The most important resource for completing a task, project, or goal is time.
If it’s something you’re actively working on, you can schedule it for today, this week, or later this year. A task that is deferred to later will, eventually, surface again and become a task for today.
We have a finite capacity for work—just 168 hours in a week. We try to fit more in by sacrificing sleep, but that’s not sustainable. We can optimize by applying the 80/20 rule, but that has its limits.
Eventually, we have more ideas—great ideas—than we have time to execute.
If we let them build up on our task list, our task list is just going to become an unworkable mess. What we need to do gets buried under what we want to do. Pretty soon, we don’t know what to work on next. Or right now.
And we feel guilt because our To Do list grows faster than our Done list.
What we need is a parking list. Someplace we can capture ideas and leave them as ideas. Someplace where we know the idea is safe and we’re not going to forget about it. Someplace where we can, one day, review the ideas our Past Self had and schedule time to work on it—if our Future Self agrees that it’s a good idea.
This is the idea behind the Someday/Maybe list popularized by David Allen in Getting Things Done.
Your Someday/Maybe list is full of ideas. They’re not tasks, projects, or goals—not yet. They’re just ideas. They’re not a backlog of things you haven’t gotten to yet.
These ideas can be at any level of planning. They can be bucket list experiences or nagging projects. Visit Fiji. Read War and Peace. Learn how to smoke ribs.
Don’t worry about editing. “Is this a good idea? A bad idea? Am I going to roll my eyes that I ever wanted to do it?” It doesn’t matter. If you’re not going to do it now, don’t make your brain think about it any more than it has to. Capture the idea and get back to thinking about what you need to do today. Let your Future Self judge the idea on its merits.

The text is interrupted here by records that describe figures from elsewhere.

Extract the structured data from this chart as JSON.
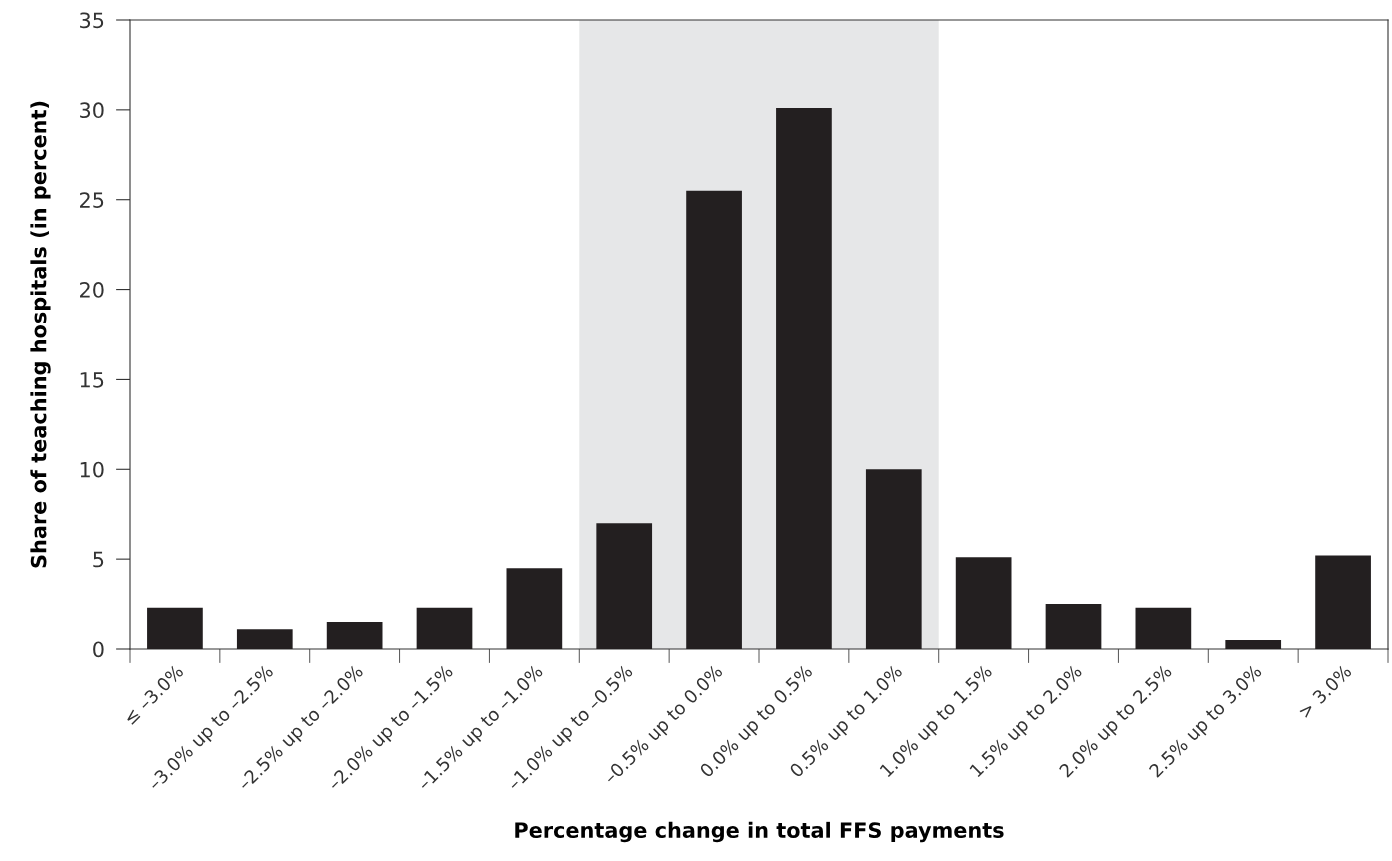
{
  "chart_data": {
    "type": "bar",
    "xlabel": "Percentage change in total FFS payments",
    "ylabel": "Share of teaching hospitals (in percent)",
    "categories": [
      "≤ –3.0%",
      "–3.0% up to –2.5%",
      "–2.5% up to –2.0%",
      "–2.0% up to –1.5%",
      "–1.5% up to –1.0%",
      "–1.0% up to –0.5%",
      "–0.5% up to 0.0%",
      "0.0% up to 0.5%",
      "0.5% up to 1.0%",
      "1.0% up to 1.5%",
      "1.5% up to 2.0%",
      "2.0% up to 2.5%",
      "2.5% up to 3.0%",
      "> 3.0%"
    ],
    "values": [
      2.3,
      1.1,
      1.5,
      2.3,
      4.5,
      7.0,
      25.5,
      30.1,
      10.0,
      5.1,
      2.5,
      2.3,
      0.5,
      5.2
    ],
    "color": "#231f20",
    "ylim": [
      0,
      35
    ],
    "yticks": [
      0,
      5,
      10,
      15,
      20,
      25,
      30,
      35
    ],
    "bands": [
      {
        "axis": "x",
        "from": "–1.0% up to –0.5%",
        "to": "0.5% up to 1.0%",
        "label": null,
        "color": "#e6e7e8"
      }
    ],
    "grid": false,
    "legend": false
  }
}
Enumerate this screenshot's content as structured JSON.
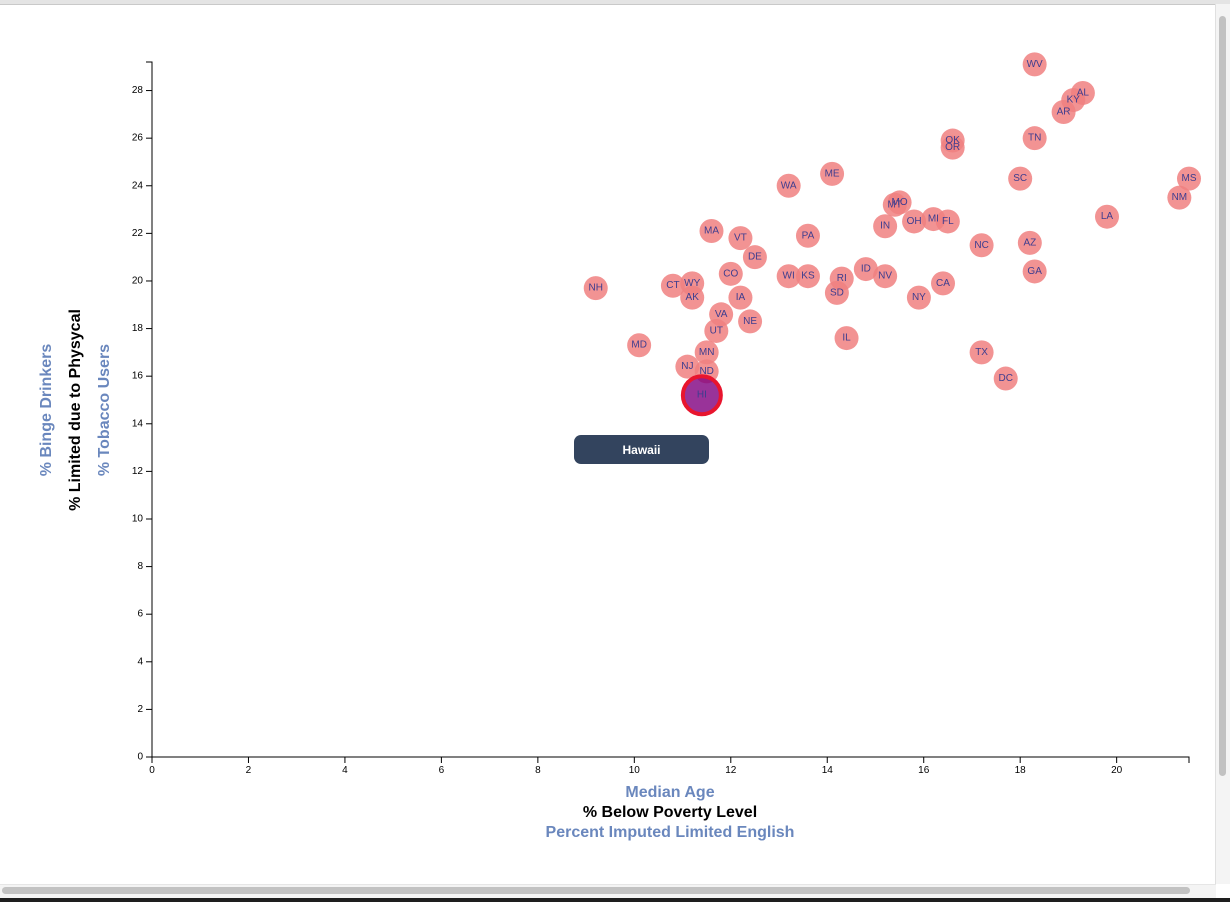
{
  "colors": {
    "circle": "#f08080",
    "highlight_fill": "#800080",
    "highlight_stroke": "#e8152e",
    "state_label": "#3d3d8f",
    "inactive_axis_label": "#6a87bd",
    "active_axis_label": "#000000",
    "tooltip_bg": "#33445e"
  },
  "tooltip": {
    "text": "Hawaii"
  },
  "chart_data": {
    "type": "scatter",
    "x_labels": [
      {
        "text": "Median Age",
        "active": false
      },
      {
        "text": "% Below Poverty Level",
        "active": true
      },
      {
        "text": "Percent Imputed Limited English",
        "active": false
      }
    ],
    "y_labels": [
      {
        "text": "% Binge Drinkers",
        "active": false
      },
      {
        "text": "% Limited due to Physycal",
        "active": true
      },
      {
        "text": "% Tobacco Users",
        "active": false
      }
    ],
    "xlim": [
      0,
      21.5
    ],
    "ylim": [
      0,
      29.2
    ],
    "x_ticks": [
      0,
      2,
      4,
      6,
      8,
      10,
      12,
      14,
      16,
      18,
      20
    ],
    "y_ticks": [
      0,
      2,
      4,
      6,
      8,
      10,
      12,
      14,
      16,
      18,
      20,
      22,
      24,
      26,
      28
    ],
    "highlighted": "HI",
    "points": [
      {
        "label": "WV",
        "x": 18.3,
        "y": 29.1
      },
      {
        "label": "AL",
        "x": 19.3,
        "y": 27.9
      },
      {
        "label": "KY",
        "x": 19.1,
        "y": 27.6
      },
      {
        "label": "AR",
        "x": 18.9,
        "y": 27.1
      },
      {
        "label": "OK",
        "x": 16.6,
        "y": 25.9
      },
      {
        "label": "OR",
        "x": 16.6,
        "y": 25.6
      },
      {
        "label": "TN",
        "x": 18.3,
        "y": 26.0
      },
      {
        "label": "ME",
        "x": 14.1,
        "y": 24.5
      },
      {
        "label": "SC",
        "x": 18.0,
        "y": 24.3
      },
      {
        "label": "MS",
        "x": 21.5,
        "y": 24.3
      },
      {
        "label": "WA",
        "x": 13.2,
        "y": 24.0
      },
      {
        "label": "NM",
        "x": 21.3,
        "y": 23.5
      },
      {
        "label": "MO",
        "x": 15.5,
        "y": 23.3
      },
      {
        "label": "MT",
        "x": 15.4,
        "y": 23.2
      },
      {
        "label": "LA",
        "x": 19.8,
        "y": 22.7
      },
      {
        "label": "MI",
        "x": 16.2,
        "y": 22.6
      },
      {
        "label": "FL",
        "x": 16.5,
        "y": 22.5
      },
      {
        "label": "OH",
        "x": 15.8,
        "y": 22.5
      },
      {
        "label": "IN",
        "x": 15.2,
        "y": 22.3
      },
      {
        "label": "MA",
        "x": 11.6,
        "y": 22.1
      },
      {
        "label": "PA",
        "x": 13.6,
        "y": 21.9
      },
      {
        "label": "VT",
        "x": 12.2,
        "y": 21.8
      },
      {
        "label": "AZ",
        "x": 18.2,
        "y": 21.6
      },
      {
        "label": "NC",
        "x": 17.2,
        "y": 21.5
      },
      {
        "label": "DE",
        "x": 12.5,
        "y": 21.0
      },
      {
        "label": "GA",
        "x": 18.3,
        "y": 20.4
      },
      {
        "label": "ID",
        "x": 14.8,
        "y": 20.5
      },
      {
        "label": "CO",
        "x": 12.0,
        "y": 20.3
      },
      {
        "label": "WI",
        "x": 13.2,
        "y": 20.2
      },
      {
        "label": "KS",
        "x": 13.6,
        "y": 20.2
      },
      {
        "label": "RI",
        "x": 14.3,
        "y": 20.1
      },
      {
        "label": "NV",
        "x": 15.2,
        "y": 20.2
      },
      {
        "label": "CA",
        "x": 16.4,
        "y": 19.9
      },
      {
        "label": "WY",
        "x": 11.2,
        "y": 19.9
      },
      {
        "label": "CT",
        "x": 10.8,
        "y": 19.8
      },
      {
        "label": "NH",
        "x": 9.2,
        "y": 19.7
      },
      {
        "label": "SD",
        "x": 14.2,
        "y": 19.5
      },
      {
        "label": "AK",
        "x": 11.2,
        "y": 19.3
      },
      {
        "label": "IA",
        "x": 12.2,
        "y": 19.3
      },
      {
        "label": "NY",
        "x": 15.9,
        "y": 19.3
      },
      {
        "label": "VA",
        "x": 11.8,
        "y": 18.6
      },
      {
        "label": "NE",
        "x": 12.4,
        "y": 18.3
      },
      {
        "label": "UT",
        "x": 11.7,
        "y": 17.9
      },
      {
        "label": "IL",
        "x": 14.4,
        "y": 17.6
      },
      {
        "label": "MD",
        "x": 10.1,
        "y": 17.3
      },
      {
        "label": "TX",
        "x": 17.2,
        "y": 17.0
      },
      {
        "label": "MN",
        "x": 11.5,
        "y": 17.0
      },
      {
        "label": "NJ",
        "x": 11.1,
        "y": 16.4
      },
      {
        "label": "ND",
        "x": 11.5,
        "y": 16.2
      },
      {
        "label": "DC",
        "x": 17.7,
        "y": 15.9
      },
      {
        "label": "HI",
        "x": 11.4,
        "y": 15.2
      }
    ]
  }
}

All you’re doing now is acknowledging that you have limits. You can’t do everything at once. Some things need to be done later.

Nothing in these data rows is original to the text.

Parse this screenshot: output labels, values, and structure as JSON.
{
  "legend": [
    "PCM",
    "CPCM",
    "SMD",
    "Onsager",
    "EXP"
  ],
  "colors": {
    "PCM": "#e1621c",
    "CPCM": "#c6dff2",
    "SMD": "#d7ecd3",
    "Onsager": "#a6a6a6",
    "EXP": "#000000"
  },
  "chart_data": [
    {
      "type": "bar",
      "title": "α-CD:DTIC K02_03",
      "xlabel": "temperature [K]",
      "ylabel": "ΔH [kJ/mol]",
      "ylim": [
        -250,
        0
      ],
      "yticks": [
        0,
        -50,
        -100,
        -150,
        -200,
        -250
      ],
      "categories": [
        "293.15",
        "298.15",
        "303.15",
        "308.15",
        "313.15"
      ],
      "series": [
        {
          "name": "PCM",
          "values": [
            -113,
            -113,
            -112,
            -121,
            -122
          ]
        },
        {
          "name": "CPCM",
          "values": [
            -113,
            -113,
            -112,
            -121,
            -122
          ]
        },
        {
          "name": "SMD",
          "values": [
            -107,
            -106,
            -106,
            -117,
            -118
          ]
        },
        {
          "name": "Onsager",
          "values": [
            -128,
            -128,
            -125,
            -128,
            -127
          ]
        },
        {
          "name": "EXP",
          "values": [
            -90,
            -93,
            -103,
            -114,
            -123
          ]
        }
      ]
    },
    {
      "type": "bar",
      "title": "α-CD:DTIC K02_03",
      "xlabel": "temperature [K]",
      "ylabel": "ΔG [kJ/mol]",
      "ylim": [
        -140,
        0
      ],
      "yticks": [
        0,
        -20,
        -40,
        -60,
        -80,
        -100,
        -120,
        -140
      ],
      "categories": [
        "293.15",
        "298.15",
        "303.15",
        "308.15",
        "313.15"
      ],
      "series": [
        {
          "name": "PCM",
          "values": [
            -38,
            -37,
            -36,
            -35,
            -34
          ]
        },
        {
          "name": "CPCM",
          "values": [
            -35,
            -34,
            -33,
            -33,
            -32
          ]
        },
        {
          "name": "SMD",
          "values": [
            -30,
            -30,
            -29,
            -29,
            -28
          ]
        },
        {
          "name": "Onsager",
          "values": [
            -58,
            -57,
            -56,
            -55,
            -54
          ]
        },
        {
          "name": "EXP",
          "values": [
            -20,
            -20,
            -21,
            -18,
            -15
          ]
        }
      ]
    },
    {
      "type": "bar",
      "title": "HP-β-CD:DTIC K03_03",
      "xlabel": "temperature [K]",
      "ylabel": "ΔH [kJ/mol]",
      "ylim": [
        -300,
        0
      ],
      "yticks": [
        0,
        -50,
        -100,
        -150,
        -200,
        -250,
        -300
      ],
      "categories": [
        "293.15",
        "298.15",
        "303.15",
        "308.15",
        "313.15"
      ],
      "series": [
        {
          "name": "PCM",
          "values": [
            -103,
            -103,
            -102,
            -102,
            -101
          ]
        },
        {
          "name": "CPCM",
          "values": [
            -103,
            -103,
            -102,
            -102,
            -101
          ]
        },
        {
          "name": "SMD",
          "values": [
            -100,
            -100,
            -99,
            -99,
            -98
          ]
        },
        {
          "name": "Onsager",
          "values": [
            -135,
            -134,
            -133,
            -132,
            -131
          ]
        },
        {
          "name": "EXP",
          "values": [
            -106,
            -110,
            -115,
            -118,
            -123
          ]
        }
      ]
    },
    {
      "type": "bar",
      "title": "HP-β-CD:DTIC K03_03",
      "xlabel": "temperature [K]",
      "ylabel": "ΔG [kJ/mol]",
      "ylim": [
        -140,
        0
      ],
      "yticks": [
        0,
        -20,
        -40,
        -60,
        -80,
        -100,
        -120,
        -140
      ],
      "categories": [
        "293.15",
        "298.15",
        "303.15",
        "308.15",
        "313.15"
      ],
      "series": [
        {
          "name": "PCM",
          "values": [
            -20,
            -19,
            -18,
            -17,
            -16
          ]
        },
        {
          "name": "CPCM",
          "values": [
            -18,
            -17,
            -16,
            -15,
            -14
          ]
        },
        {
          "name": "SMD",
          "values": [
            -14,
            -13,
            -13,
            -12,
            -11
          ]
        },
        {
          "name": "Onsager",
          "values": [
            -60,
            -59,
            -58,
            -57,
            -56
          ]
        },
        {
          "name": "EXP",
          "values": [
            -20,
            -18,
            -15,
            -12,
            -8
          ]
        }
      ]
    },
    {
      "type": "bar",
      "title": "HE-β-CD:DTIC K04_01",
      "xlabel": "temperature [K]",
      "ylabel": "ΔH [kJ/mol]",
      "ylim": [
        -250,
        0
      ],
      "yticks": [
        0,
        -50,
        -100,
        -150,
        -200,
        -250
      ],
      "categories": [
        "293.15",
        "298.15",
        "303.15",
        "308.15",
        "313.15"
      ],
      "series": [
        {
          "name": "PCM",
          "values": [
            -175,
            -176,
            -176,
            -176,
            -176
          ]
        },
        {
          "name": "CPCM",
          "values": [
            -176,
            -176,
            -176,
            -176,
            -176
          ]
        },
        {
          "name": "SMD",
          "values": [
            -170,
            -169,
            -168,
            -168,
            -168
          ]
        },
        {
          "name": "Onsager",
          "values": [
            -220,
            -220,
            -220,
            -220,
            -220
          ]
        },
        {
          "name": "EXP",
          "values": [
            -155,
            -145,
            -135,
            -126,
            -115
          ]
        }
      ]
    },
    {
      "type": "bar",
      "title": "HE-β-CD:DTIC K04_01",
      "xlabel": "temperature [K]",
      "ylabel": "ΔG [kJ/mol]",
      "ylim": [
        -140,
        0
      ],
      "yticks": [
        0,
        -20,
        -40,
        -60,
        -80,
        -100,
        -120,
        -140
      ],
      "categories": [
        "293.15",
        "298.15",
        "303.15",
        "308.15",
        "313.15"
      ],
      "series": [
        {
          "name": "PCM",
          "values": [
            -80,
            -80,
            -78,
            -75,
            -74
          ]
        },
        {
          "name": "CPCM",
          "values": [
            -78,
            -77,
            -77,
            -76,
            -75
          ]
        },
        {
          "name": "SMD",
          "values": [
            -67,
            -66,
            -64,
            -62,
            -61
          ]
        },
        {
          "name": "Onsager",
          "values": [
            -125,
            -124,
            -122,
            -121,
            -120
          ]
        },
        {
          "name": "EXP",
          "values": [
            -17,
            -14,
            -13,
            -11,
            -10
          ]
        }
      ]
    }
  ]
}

Store your Someday/Maybe list separately from your task list. It’s tempting (and may even seem like a good idea) to store all your tasks and projects in one place, whether you’re going to work on them today, this week, or later this year. Don’t. Until you decide to do them, and when, those ideas are just clutter. Let your task list be for active projects only.
Review your Someday/Maybe list during your quarterly review. Just give it a quick once-over to see if there’s anything you want to pick up that quarter.
If you find anything that makes you roll your eyes that you ever wanted to do that, that’s fine. That means the Someday/Maybe list worked. You could have wasted precious time on that bad idea. Just smile, scratch it off, and move on to the next great idea your Past Self had.